アクティブユーザーは、設定期間によって下のように表記されることがあります。
・MAU:1カ月間のアクティブユーザー数
・DAU:1日のアクティブユーザー数
⑥ セッション期間
セッション期間では、サービスへのユーザーの依存度が計測できます。愛着が強ければ強いほどサービスの利用時間が伸びたり利用頻度が上がるので、セッション期間が長くなる傾向にあります。
⑦ NPS(顧客推奨度)
NPSとは、サービスや商品に対するユーザーの信頼や愛着を数値化したものです。「あなたはこのサービス(商品)を身近な人におすすめしたいですか」のような質問を投げかけ、数値評価されたものを集計して算出します。回答者の属性によっては結果に偏りが出ることもあるので、集計時には注意が必要です。
カスタマーサクセスでKPIを設計する際のポイント
カスタマーサクセスでKPIを設計する際、どんなポイントに注意すればよいのでしょうか。ここでは、4つのポイントに絞って解説します。
① KPIの定期的な見直し
KPIを設定する際に、定期的に見直し、状況に応じてアップデートすることが大切です。一度設計した後、同じKPIを使い続けてしまうケースが多くあります。KPIの数値やKPI指標を定期的に見直す機会を作ることで、より良いカスタマーサクセスにつなげることができます。

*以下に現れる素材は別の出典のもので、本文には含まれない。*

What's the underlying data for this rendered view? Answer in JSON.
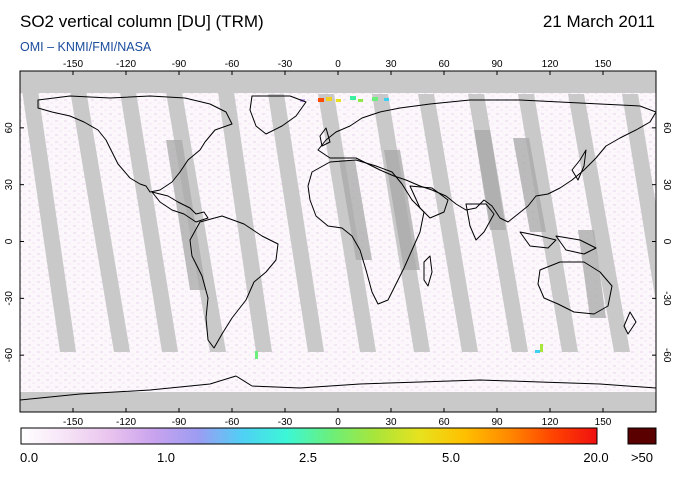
{
  "header": {
    "title": "SO2 vertical column [DU] (TRM)",
    "date": "21 March 2011",
    "source": "OMI  –  KNMI/FMI/NASA"
  },
  "map": {
    "lon_ticks": [
      "-150",
      "-120",
      "-90",
      "-60",
      "-30",
      "0",
      "30",
      "60",
      "90",
      "120",
      "150"
    ],
    "lat_ticks": [
      "60",
      "30",
      "0",
      "-30",
      "-60"
    ],
    "lon_range": [
      -180,
      180
    ],
    "lat_range": [
      -90,
      90
    ],
    "colors": {
      "land_border": "#000000",
      "orbit_gap": "#c8c8c8",
      "polar_mask": "#c9c9c9"
    }
  },
  "colorbar": {
    "labels": [
      "0.0",
      "1.0",
      "2.5",
      "5.0",
      "20.0",
      ">50"
    ],
    "gradient": [
      "#ffffff",
      "#f6e4f6",
      "#e9c4ee",
      "#c9a3ee",
      "#9c9cf2",
      "#4fd0f5",
      "#3cf7d6",
      "#6bef7a",
      "#a9e53a",
      "#e7e21e",
      "#ffc000",
      "#ff8a00",
      "#ff4400",
      "#f01010"
    ],
    "overflow_color": "#5a0000"
  }
}
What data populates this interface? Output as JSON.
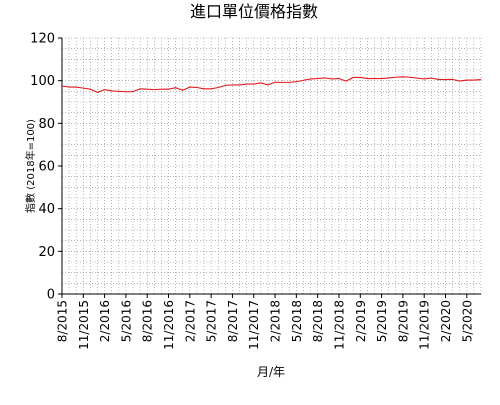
{
  "chart_data": {
    "type": "line",
    "title": "進口單位價格指數",
    "xlabel": "月/年",
    "ylabel": "指數 (2018年=100)",
    "ylim": [
      0,
      120
    ],
    "yticks": [
      "0",
      "20",
      "40",
      "60",
      "80",
      "100",
      "120"
    ],
    "x_tick_labels": [
      "8/2015",
      "11/2015",
      "2/2016",
      "5/2016",
      "8/2016",
      "11/2016",
      "2/2017",
      "5/2017",
      "8/2017",
      "11/2017",
      "2/2018",
      "5/2018",
      "8/2018",
      "11/2018",
      "2/2019",
      "5/2019",
      "8/2019",
      "11/2019",
      "2/2020",
      "5/2020"
    ],
    "grid": true,
    "legend": "none",
    "colors": {
      "series": "#e41a1c",
      "grid": "#888888",
      "axis": "#000000"
    },
    "series": [
      {
        "x": [
          "8/2015",
          "9/2015",
          "10/2015",
          "11/2015",
          "12/2015",
          "1/2016",
          "2/2016",
          "3/2016",
          "4/2016",
          "5/2016",
          "6/2016",
          "7/2016",
          "8/2016",
          "9/2016",
          "10/2016",
          "11/2016",
          "12/2016",
          "1/2017",
          "2/2017",
          "3/2017",
          "4/2017",
          "5/2017",
          "6/2017",
          "7/2017",
          "8/2017",
          "9/2017",
          "10/2017",
          "11/2017",
          "12/2017",
          "1/2018",
          "2/2018",
          "3/2018",
          "4/2018",
          "5/2018",
          "6/2018",
          "7/2018",
          "8/2018",
          "9/2018",
          "10/2018",
          "11/2018",
          "12/2018",
          "1/2019",
          "2/2019",
          "3/2019",
          "4/2019",
          "5/2019",
          "6/2019",
          "7/2019",
          "8/2019",
          "9/2019",
          "10/2019",
          "11/2019",
          "12/2019",
          "1/2020",
          "2/2020",
          "3/2020",
          "4/2020",
          "5/2020",
          "6/2020",
          "7/2020"
        ],
        "values": [
          97.5,
          97.0,
          97.0,
          96.5,
          96.0,
          94.5,
          95.8,
          95.2,
          95.0,
          94.8,
          94.8,
          96.2,
          96.0,
          95.8,
          96.0,
          96.0,
          96.7,
          95.5,
          97.0,
          96.8,
          96.2,
          96.2,
          96.8,
          97.8,
          98.0,
          98.0,
          98.4,
          98.4,
          99.0,
          98.0,
          99.3,
          99.2,
          99.2,
          99.5,
          100.2,
          100.8,
          101.0,
          101.3,
          100.8,
          101.0,
          99.8,
          101.5,
          101.5,
          101.0,
          101.0,
          101.0,
          101.3,
          101.6,
          101.8,
          101.6,
          101.2,
          100.8,
          101.2,
          100.6,
          100.5,
          100.6,
          99.8,
          100.3,
          100.3,
          100.5
        ]
      }
    ]
  }
}
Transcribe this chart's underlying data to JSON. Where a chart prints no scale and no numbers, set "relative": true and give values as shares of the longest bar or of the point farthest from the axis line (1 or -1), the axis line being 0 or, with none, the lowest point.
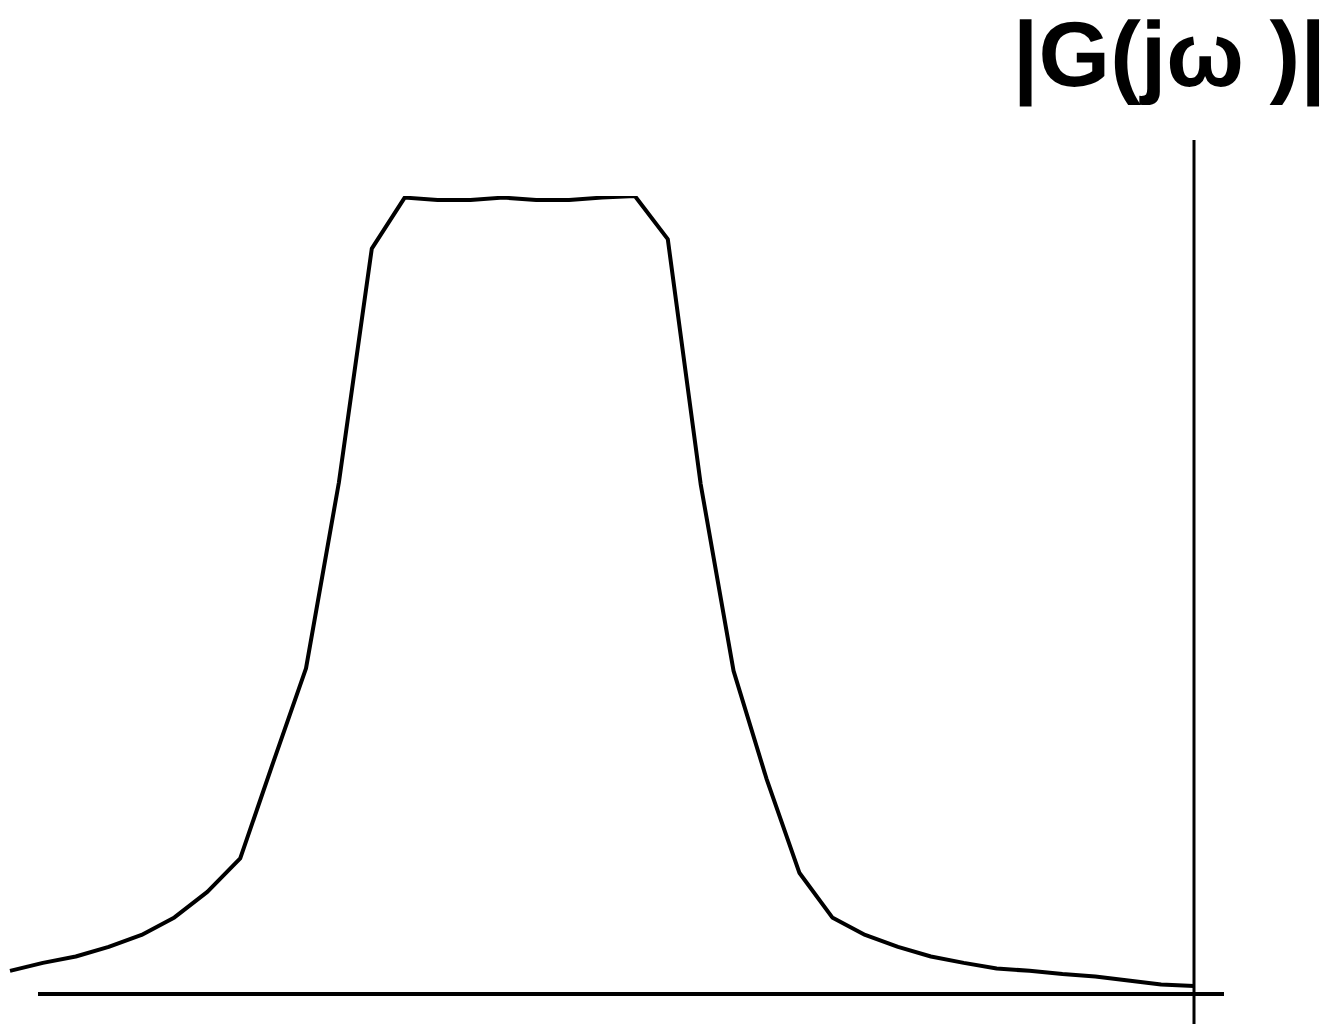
{
  "chart_data": {
    "type": "line",
    "ylabel": "|G(jω )|",
    "relative": true,
    "color": "#000000",
    "marker": "none",
    "categories": [
      null,
      null,
      null,
      null,
      null,
      null,
      null,
      null,
      null,
      null,
      null,
      null,
      null,
      null,
      null,
      null,
      null,
      null,
      null,
      null,
      null,
      null,
      null,
      null,
      null,
      null,
      null,
      null,
      null,
      null,
      null,
      null,
      null,
      null,
      null,
      null,
      null
    ],
    "values": [
      0.029,
      0.039,
      0.047,
      0.059,
      0.074,
      0.096,
      0.128,
      0.17,
      0.29,
      0.408,
      0.641,
      0.934,
      0.998,
      0.995,
      0.995,
      0.998,
      0.995,
      0.995,
      0.998,
      1,
      0.946,
      0.639,
      0.405,
      0.27,
      0.152,
      0.096,
      0.074,
      0.059,
      0.047,
      0.039,
      0.032,
      0.029,
      0.025,
      0.022,
      0.017,
      0.012,
      0.01
    ]
  }
}
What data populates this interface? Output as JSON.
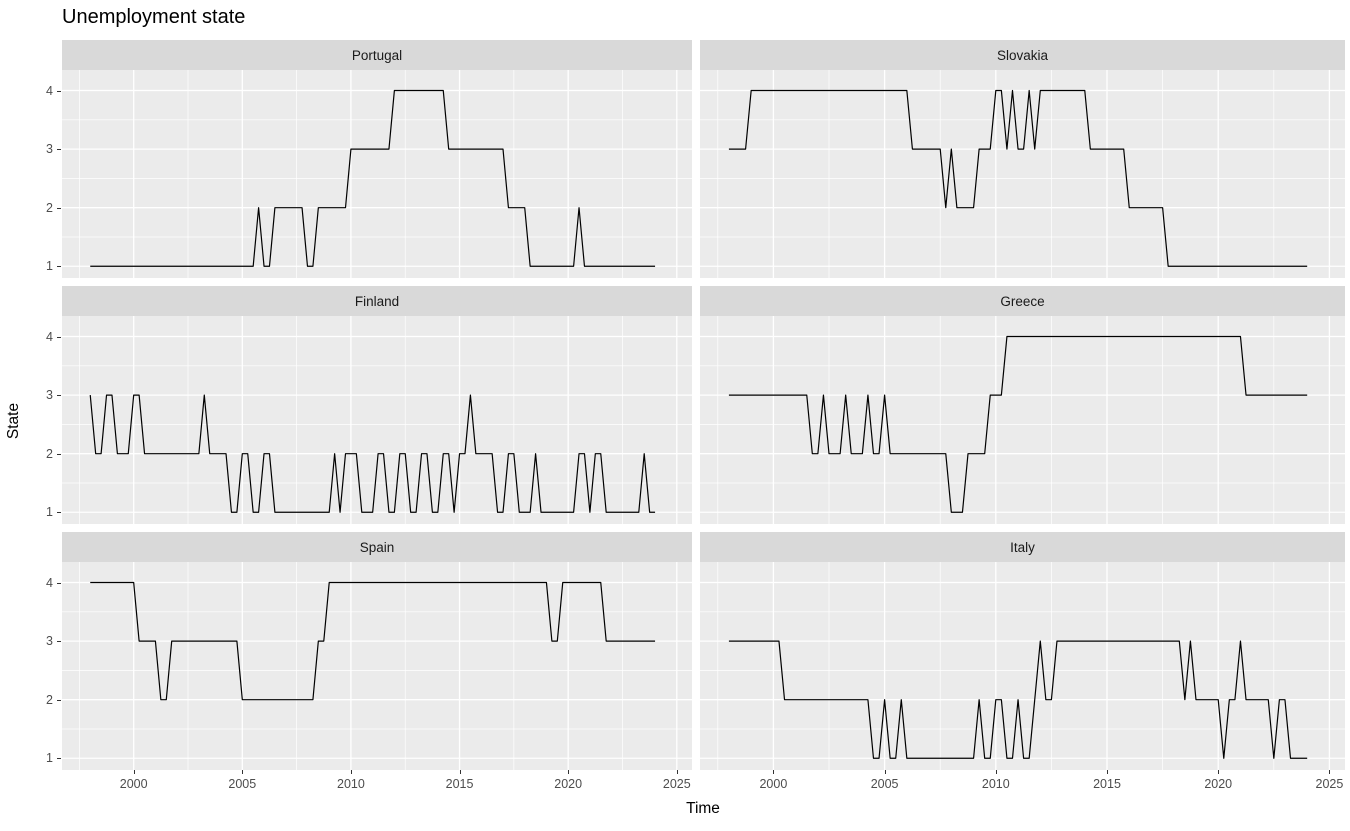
{
  "figure": {
    "title": "Unemployment state"
  },
  "style": {
    "panel_bg": "#ebebeb",
    "strip_bg": "#d9d9d9",
    "grid_color": "#ffffff",
    "line_color": "#000000",
    "axis_text_color": "#4d4d4d",
    "title_color": "#000000"
  },
  "chart_data": {
    "type": "line",
    "title": "Unemployment state",
    "xlabel": "Time",
    "ylabel": "State",
    "grid": "on",
    "legend": "none",
    "x_start": 1998.0,
    "x_step": 0.25,
    "xlim": [
      1996.7,
      2025.7
    ],
    "ylim": [
      0.8,
      4.35
    ],
    "x_ticks": [
      2000,
      2005,
      2010,
      2015,
      2020,
      2025
    ],
    "x_minor_ticks": [
      1997.5,
      2002.5,
      2007.5,
      2012.5,
      2017.5,
      2022.5
    ],
    "y_ticks": [
      4,
      3,
      2,
      1
    ],
    "y_minor_ticks": [
      1.5,
      2.5,
      3.5
    ],
    "facet_layout": [
      [
        "Portugal",
        "Slovakia"
      ],
      [
        "Finland",
        "Greece"
      ],
      [
        "Spain",
        "Italy"
      ]
    ],
    "series": [
      {
        "name": "Portugal",
        "values": [
          1,
          1,
          1,
          1,
          1,
          1,
          1,
          1,
          1,
          1,
          1,
          1,
          1,
          1,
          1,
          1,
          1,
          1,
          1,
          1,
          1,
          1,
          1,
          1,
          1,
          1,
          1,
          1,
          1,
          1,
          1,
          2,
          1,
          1,
          2,
          2,
          2,
          2,
          2,
          2,
          1,
          1,
          2,
          2,
          2,
          2,
          2,
          2,
          3,
          3,
          3,
          3,
          3,
          3,
          3,
          3,
          4,
          4,
          4,
          4,
          4,
          4,
          4,
          4,
          4,
          4,
          3,
          3,
          3,
          3,
          3,
          3,
          3,
          3,
          3,
          3,
          3,
          2,
          2,
          2,
          2,
          1,
          1,
          1,
          1,
          1,
          1,
          1,
          1,
          1,
          2,
          1,
          1,
          1,
          1,
          1,
          1,
          1,
          1,
          1,
          1,
          1,
          1,
          1,
          1
        ]
      },
      {
        "name": "Slovakia",
        "values": [
          3,
          3,
          3,
          3,
          4,
          4,
          4,
          4,
          4,
          4,
          4,
          4,
          4,
          4,
          4,
          4,
          4,
          4,
          4,
          4,
          4,
          4,
          4,
          4,
          4,
          4,
          4,
          4,
          4,
          4,
          4,
          4,
          4,
          3,
          3,
          3,
          3,
          3,
          3,
          2,
          3,
          2,
          2,
          2,
          2,
          3,
          3,
          3,
          4,
          4,
          3,
          4,
          3,
          3,
          4,
          3,
          4,
          4,
          4,
          4,
          4,
          4,
          4,
          4,
          4,
          3,
          3,
          3,
          3,
          3,
          3,
          3,
          2,
          2,
          2,
          2,
          2,
          2,
          2,
          1,
          1,
          1,
          1,
          1,
          1,
          1,
          1,
          1,
          1,
          1,
          1,
          1,
          1,
          1,
          1,
          1,
          1,
          1,
          1,
          1,
          1,
          1,
          1,
          1,
          1
        ]
      },
      {
        "name": "Finland",
        "values": [
          3,
          2,
          2,
          3,
          3,
          2,
          2,
          2,
          3,
          3,
          2,
          2,
          2,
          2,
          2,
          2,
          2,
          2,
          2,
          2,
          2,
          3,
          2,
          2,
          2,
          2,
          1,
          1,
          2,
          2,
          1,
          1,
          2,
          2,
          1,
          1,
          1,
          1,
          1,
          1,
          1,
          1,
          1,
          1,
          1,
          2,
          1,
          2,
          2,
          2,
          1,
          1,
          1,
          2,
          2,
          1,
          1,
          2,
          2,
          1,
          1,
          2,
          2,
          1,
          1,
          2,
          2,
          1,
          2,
          2,
          3,
          2,
          2,
          2,
          2,
          1,
          1,
          2,
          2,
          1,
          1,
          1,
          2,
          1,
          1,
          1,
          1,
          1,
          1,
          1,
          2,
          2,
          1,
          2,
          2,
          1,
          1,
          1,
          1,
          1,
          1,
          1,
          2,
          1,
          1
        ]
      },
      {
        "name": "Greece",
        "values": [
          3,
          3,
          3,
          3,
          3,
          3,
          3,
          3,
          3,
          3,
          3,
          3,
          3,
          3,
          3,
          2,
          2,
          3,
          2,
          2,
          2,
          3,
          2,
          2,
          2,
          3,
          2,
          2,
          3,
          2,
          2,
          2,
          2,
          2,
          2,
          2,
          2,
          2,
          2,
          2,
          1,
          1,
          1,
          2,
          2,
          2,
          2,
          3,
          3,
          3,
          4,
          4,
          4,
          4,
          4,
          4,
          4,
          4,
          4,
          4,
          4,
          4,
          4,
          4,
          4,
          4,
          4,
          4,
          4,
          4,
          4,
          4,
          4,
          4,
          4,
          4,
          4,
          4,
          4,
          4,
          4,
          4,
          4,
          4,
          4,
          4,
          4,
          4,
          4,
          4,
          4,
          4,
          4,
          3,
          3,
          3,
          3,
          3,
          3,
          3,
          3,
          3,
          3,
          3,
          3
        ]
      },
      {
        "name": "Spain",
        "values": [
          4,
          4,
          4,
          4,
          4,
          4,
          4,
          4,
          4,
          3,
          3,
          3,
          3,
          2,
          2,
          3,
          3,
          3,
          3,
          3,
          3,
          3,
          3,
          3,
          3,
          3,
          3,
          3,
          2,
          2,
          2,
          2,
          2,
          2,
          2,
          2,
          2,
          2,
          2,
          2,
          2,
          2,
          3,
          3,
          4,
          4,
          4,
          4,
          4,
          4,
          4,
          4,
          4,
          4,
          4,
          4,
          4,
          4,
          4,
          4,
          4,
          4,
          4,
          4,
          4,
          4,
          4,
          4,
          4,
          4,
          4,
          4,
          4,
          4,
          4,
          4,
          4,
          4,
          4,
          4,
          4,
          4,
          4,
          4,
          4,
          3,
          3,
          4,
          4,
          4,
          4,
          4,
          4,
          4,
          4,
          3,
          3,
          3,
          3,
          3,
          3,
          3,
          3,
          3,
          3
        ]
      },
      {
        "name": "Italy",
        "values": [
          3,
          3,
          3,
          3,
          3,
          3,
          3,
          3,
          3,
          3,
          2,
          2,
          2,
          2,
          2,
          2,
          2,
          2,
          2,
          2,
          2,
          2,
          2,
          2,
          2,
          2,
          1,
          1,
          2,
          1,
          1,
          2,
          1,
          1,
          1,
          1,
          1,
          1,
          1,
          1,
          1,
          1,
          1,
          1,
          1,
          2,
          1,
          1,
          2,
          2,
          1,
          1,
          2,
          1,
          1,
          2,
          3,
          2,
          2,
          3,
          3,
          3,
          3,
          3,
          3,
          3,
          3,
          3,
          3,
          3,
          3,
          3,
          3,
          3,
          3,
          3,
          3,
          3,
          3,
          3,
          3,
          3,
          2,
          3,
          2,
          2,
          2,
          2,
          2,
          1,
          2,
          2,
          3,
          2,
          2,
          2,
          2,
          2,
          1,
          2,
          2,
          1,
          1,
          1,
          1
        ]
      }
    ]
  }
}
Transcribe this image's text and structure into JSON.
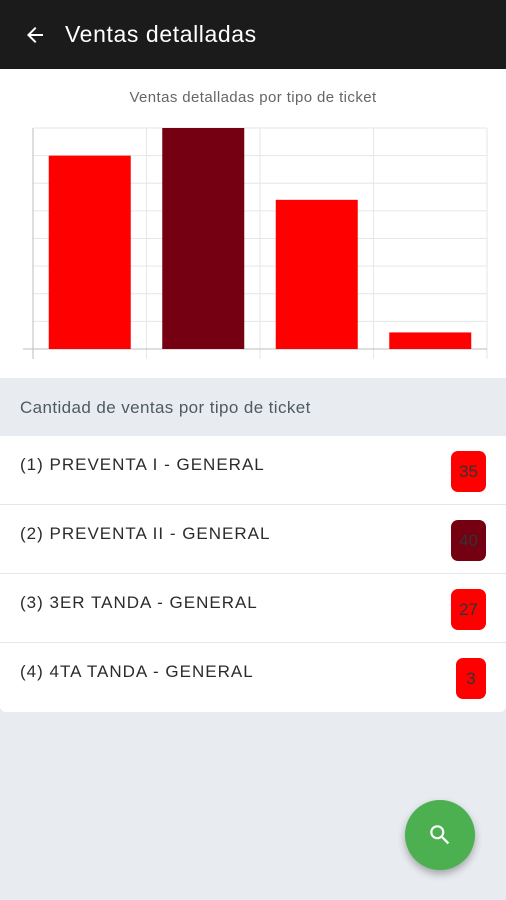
{
  "appbar": {
    "title": "Ventas detalladas",
    "back_icon": "arrow-left-icon"
  },
  "chart_data": {
    "type": "bar",
    "title": "Ventas detalladas por tipo de ticket",
    "categories": [
      "(1) PREVENTA I - GENERAL",
      "(2) PREVENTA II - GENERAL",
      "(3) 3ER TANDA - GENERAL",
      "(4) 4TA TANDA - GENERAL"
    ],
    "values": [
      35,
      40,
      27,
      3
    ],
    "colors": [
      "#ff0000",
      "#750011",
      "#ff0000",
      "#ff0000"
    ],
    "ylim": [
      0,
      40
    ],
    "grid": true
  },
  "section": {
    "header": "Cantidad de ventas por tipo de ticket"
  },
  "items": [
    {
      "label": "(1) PREVENTA I - GENERAL",
      "count": "35",
      "color": "#ff0000"
    },
    {
      "label": "(2) PREVENTA II - GENERAL",
      "count": "40",
      "color": "#750011"
    },
    {
      "label": "(3) 3ER TANDA - GENERAL",
      "count": "27",
      "color": "#ff0000"
    },
    {
      "label": "(4) 4TA TANDA - GENERAL",
      "count": "3",
      "color": "#ff0000"
    }
  ],
  "fab": {
    "icon": "search-icon"
  }
}
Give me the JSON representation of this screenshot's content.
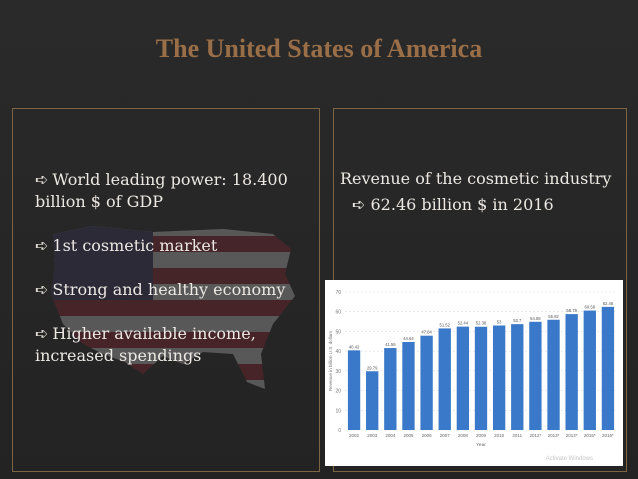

一方で、頻繁に変えると改善状況が見えづらくなってしまうため、一定期間を設けた上での見直しが最適です。
② 自社に合ったKPIの設定
KPIを設定する際には、自社のサービスや業務に適しているかをしっかりと判断することが重要です。
企業規模や業界によっても最適なKPIは異なります。また、カスタマーサクセスを強化したい目的によってもKPIは異なります。他社を参考にしながらも、自社の状況に合わせて設定することで、最適なKPIを設定することができます。
③ PDCAを考慮したKPIの設定
KPIを設定する際は、日々のPDCAサイクルにつなげることができるか考慮することがとても大切です。
たとえば、KPIに解約率のみを設定した場合、アクションの結果を判断できるのは契約更新時のみとなります。そのため、長期スパンのPDCAしか回せず、お客様の状況をタイムリーに把握しづらくなってしまいます。
そのためKPIは短期的に確認できる指標も取り入れることで定期的に数値の推移を確認することができ、日々のPDCAサイクルが回しやすくなります。
④ KPIがKGI(重要目標達成指標)につながっているか
KGIとは、「Key Goal Indicator」の略称で、「重要目標達成指標」とも呼ばれています。KPIが目標値に対する中間指標であるのに対し、KGIは最終目標が達成されているかを判断する指標となっています。
たとえば、「3年以内に25%売上をアップ」がKGIの一例です。具体的な数値や期限を設定することが重要です。最終目標であるKGIにつながるKPIを設定することで、KGIの達成に近づくことができます。
カスタマーサクセスにKPIを取り入れることで企業価値を高める

カスタマーサクセスでKPIを設定して取り組むことで、顧客満足度を高め、安定した企業収益の確保につなげることができます。